SLP assisted with the city’s application for Municipal funding through the Choctaw Nation for a community gazebo in 2018. The project was funded and the ground ceremony was held on July 23, 2019. Construction began in September and was completed in December, 2019. The TSET Healthy Living team and the Legacy group together coordinated a first time community event in Stringtown, Dec. 2019, called “Christmas Town”, with a horse drawn buggy taking passengers around the historical trail and stopping at six tops along the way to hear stories of Christmases past and ending at the Victorian style gazebo to enjoy caroling from a family of nine, all dressed in costumes of the Charles Dickens era.
Each September, SLP sponsors a “History Alive Day” at Stringtown Public Schools. Students from two neighboring schools join the students and staff for a full day of fun-filled, hands-on activities led by presenters from the Choctaw Nation, Oklahoma Historical Society, Atoka Museum, Ft. Towson Civil War Cannon Display, Atoka County Healthy Living (TSET) presentations, as well as other local presenters. A field trip is made to the Rock Quarry where students learn about its operation, and the young children seek for hidden “treasures” from huge gravel mounds created for the day’s activities.

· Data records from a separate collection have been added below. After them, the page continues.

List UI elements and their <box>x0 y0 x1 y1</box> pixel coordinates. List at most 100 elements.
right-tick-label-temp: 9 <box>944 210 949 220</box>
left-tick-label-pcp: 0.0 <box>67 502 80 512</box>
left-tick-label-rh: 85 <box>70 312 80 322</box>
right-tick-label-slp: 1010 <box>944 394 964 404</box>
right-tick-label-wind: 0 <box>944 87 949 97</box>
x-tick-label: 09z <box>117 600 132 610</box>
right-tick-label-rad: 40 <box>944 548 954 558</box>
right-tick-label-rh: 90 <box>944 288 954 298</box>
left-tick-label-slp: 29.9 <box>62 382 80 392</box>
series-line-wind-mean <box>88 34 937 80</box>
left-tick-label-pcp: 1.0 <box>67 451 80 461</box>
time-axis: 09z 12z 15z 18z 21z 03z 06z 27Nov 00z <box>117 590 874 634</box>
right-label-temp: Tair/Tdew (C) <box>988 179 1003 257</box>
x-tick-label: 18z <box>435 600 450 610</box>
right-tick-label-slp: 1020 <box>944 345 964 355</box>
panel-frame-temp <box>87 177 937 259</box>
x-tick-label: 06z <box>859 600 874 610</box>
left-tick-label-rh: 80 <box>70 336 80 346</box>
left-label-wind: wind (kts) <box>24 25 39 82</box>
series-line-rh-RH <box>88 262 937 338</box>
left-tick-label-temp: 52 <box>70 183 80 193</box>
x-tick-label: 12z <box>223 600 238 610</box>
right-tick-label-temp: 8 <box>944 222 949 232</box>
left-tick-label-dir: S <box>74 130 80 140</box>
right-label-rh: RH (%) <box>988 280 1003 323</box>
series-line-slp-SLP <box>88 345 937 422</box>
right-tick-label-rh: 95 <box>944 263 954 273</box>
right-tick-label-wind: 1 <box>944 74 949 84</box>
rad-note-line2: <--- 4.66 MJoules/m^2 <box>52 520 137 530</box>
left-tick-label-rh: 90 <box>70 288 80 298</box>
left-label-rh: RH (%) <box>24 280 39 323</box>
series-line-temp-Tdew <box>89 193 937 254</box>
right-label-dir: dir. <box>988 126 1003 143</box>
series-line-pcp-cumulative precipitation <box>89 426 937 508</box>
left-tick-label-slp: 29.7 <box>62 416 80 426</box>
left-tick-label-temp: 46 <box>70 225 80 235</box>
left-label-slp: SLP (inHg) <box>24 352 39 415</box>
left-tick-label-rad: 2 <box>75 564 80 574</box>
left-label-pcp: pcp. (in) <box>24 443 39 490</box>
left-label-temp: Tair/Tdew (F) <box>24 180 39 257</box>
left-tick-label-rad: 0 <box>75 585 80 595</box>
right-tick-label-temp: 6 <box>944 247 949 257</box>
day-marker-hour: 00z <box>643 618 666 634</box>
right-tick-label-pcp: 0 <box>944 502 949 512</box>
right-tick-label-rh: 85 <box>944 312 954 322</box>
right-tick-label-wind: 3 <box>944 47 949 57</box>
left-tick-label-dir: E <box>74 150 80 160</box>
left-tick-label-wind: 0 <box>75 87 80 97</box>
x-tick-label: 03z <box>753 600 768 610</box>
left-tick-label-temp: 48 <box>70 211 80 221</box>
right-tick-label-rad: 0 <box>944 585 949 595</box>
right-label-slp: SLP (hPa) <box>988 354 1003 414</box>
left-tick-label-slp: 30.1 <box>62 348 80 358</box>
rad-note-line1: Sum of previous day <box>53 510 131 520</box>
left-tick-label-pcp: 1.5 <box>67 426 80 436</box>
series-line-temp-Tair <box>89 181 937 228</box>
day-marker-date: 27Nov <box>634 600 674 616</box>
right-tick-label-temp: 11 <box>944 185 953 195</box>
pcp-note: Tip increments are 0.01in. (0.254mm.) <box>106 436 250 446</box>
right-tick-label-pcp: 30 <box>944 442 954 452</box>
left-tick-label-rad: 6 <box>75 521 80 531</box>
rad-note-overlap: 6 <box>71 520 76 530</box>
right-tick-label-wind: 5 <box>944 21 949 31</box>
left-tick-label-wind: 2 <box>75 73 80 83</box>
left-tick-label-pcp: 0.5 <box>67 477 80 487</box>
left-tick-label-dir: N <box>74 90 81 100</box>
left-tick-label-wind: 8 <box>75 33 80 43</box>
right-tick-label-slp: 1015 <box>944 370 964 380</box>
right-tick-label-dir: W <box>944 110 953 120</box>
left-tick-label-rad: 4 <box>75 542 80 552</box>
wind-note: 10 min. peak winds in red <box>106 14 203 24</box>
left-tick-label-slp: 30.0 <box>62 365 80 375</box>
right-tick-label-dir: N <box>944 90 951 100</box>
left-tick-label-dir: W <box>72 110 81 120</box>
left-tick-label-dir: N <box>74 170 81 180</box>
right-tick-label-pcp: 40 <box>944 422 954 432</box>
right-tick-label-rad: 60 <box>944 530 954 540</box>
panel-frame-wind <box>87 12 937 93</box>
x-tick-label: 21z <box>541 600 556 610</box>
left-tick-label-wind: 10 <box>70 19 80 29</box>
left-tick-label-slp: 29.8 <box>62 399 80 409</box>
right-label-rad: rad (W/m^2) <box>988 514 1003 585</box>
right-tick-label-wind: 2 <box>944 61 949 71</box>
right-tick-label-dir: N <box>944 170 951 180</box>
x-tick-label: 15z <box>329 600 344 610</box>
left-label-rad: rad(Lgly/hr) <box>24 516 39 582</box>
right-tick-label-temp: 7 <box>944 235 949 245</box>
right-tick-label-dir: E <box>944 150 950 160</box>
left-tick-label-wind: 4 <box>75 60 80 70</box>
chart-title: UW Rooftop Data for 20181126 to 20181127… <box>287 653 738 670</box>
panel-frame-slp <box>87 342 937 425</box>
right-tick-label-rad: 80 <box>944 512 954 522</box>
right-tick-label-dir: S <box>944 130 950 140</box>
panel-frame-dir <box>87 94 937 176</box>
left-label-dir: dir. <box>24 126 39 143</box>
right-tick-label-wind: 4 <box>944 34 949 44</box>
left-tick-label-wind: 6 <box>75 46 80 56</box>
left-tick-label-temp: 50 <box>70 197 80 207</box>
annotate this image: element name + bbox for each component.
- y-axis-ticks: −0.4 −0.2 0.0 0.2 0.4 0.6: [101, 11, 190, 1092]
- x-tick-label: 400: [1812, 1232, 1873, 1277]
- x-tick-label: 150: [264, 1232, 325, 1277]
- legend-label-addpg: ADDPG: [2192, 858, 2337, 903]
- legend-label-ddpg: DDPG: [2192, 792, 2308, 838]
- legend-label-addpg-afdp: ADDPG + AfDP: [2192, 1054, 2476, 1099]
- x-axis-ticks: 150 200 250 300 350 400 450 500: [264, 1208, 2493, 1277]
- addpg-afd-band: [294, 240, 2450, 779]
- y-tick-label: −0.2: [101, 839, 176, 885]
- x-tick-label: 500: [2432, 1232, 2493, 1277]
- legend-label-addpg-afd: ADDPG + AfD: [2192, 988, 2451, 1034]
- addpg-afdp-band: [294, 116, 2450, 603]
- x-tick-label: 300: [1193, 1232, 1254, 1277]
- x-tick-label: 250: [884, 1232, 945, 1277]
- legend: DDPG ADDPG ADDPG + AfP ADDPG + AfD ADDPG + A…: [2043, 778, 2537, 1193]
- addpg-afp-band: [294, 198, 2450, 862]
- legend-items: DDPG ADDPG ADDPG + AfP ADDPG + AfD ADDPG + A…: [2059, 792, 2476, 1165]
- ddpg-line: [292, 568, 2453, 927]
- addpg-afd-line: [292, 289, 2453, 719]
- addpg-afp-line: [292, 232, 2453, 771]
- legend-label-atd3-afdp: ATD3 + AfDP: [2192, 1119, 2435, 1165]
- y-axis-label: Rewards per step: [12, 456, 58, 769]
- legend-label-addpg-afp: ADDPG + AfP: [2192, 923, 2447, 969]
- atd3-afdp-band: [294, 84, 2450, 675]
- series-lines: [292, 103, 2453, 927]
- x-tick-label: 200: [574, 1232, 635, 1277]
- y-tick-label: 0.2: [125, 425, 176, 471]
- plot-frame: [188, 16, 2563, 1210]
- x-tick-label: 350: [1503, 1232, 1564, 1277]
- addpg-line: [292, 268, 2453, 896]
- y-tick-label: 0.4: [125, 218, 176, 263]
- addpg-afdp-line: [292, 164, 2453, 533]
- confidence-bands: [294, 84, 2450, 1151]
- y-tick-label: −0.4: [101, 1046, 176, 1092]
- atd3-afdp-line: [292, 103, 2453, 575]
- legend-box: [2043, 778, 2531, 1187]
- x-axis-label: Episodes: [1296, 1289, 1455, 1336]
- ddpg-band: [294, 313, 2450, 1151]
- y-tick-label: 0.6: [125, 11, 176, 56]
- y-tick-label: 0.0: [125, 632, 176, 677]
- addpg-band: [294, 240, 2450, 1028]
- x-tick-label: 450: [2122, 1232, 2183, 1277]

SLP joined the Jefferson Highway Association early in 2019 and has become actively involved in the association’s goal of making the once popular and well-travelled dirt “highway”, built in the early 1900s, a historical route. The route will follow its original path, as closely as possible, from Winnipeg, Canada to New Orleans, Louisiana. The first north-south transcontinental road ran through Stringtown, thus putting our little community on the drivable tour map. As a means of raising funds for JH signage through Stringtown, the town mayor initiated a “Mayor’s Challenge” for funding the signs. As a result, neighboring towns along the route joined in and at the present time, twenty-one signs have been submitted to the OK Correctional facility for printing, with more on the way. In November, 2019, our town completed the proclamation criteria for becoming a Purple Heart town, and a ceremony was held honoring Purple Heart recipients, MIA and POW veterans of the community as part of Stringtown School’s Veterans Day program, as Stringtown was officially proclaimed as a “Purple Heart Town”.
The project of telling our town’s story through murals evolved from involvement with the JH project. The mural painters live within forty miles and have painted several JH murals as well as many others in nearby communities, as well as other states. In 2019, the first two murals were completed -one to commemorate the Jefferson Highway through our town, and another of a stagecoach, commemorating its use of travel through the historical property in the mid-late 1800s.
The Legacy committee raised funding to pour a concrete pad for displaying the towns first “fire department” and the repair of the antique fire hose reel, which was used for distinguishing town fires until the present Fire Department was established in 1977. The fire hose reel project is in its final stage and will be set for displaying this year.
SLP’s operations have been almost entirely through fundraisers, donations, sponsorships, in-kind, and matching funds in order that the rich history of our community is preserved. Our desire is that SLP continues to create a more beautiful, safe, and healthy environment for all who travel this way and for those who may even decide to stay!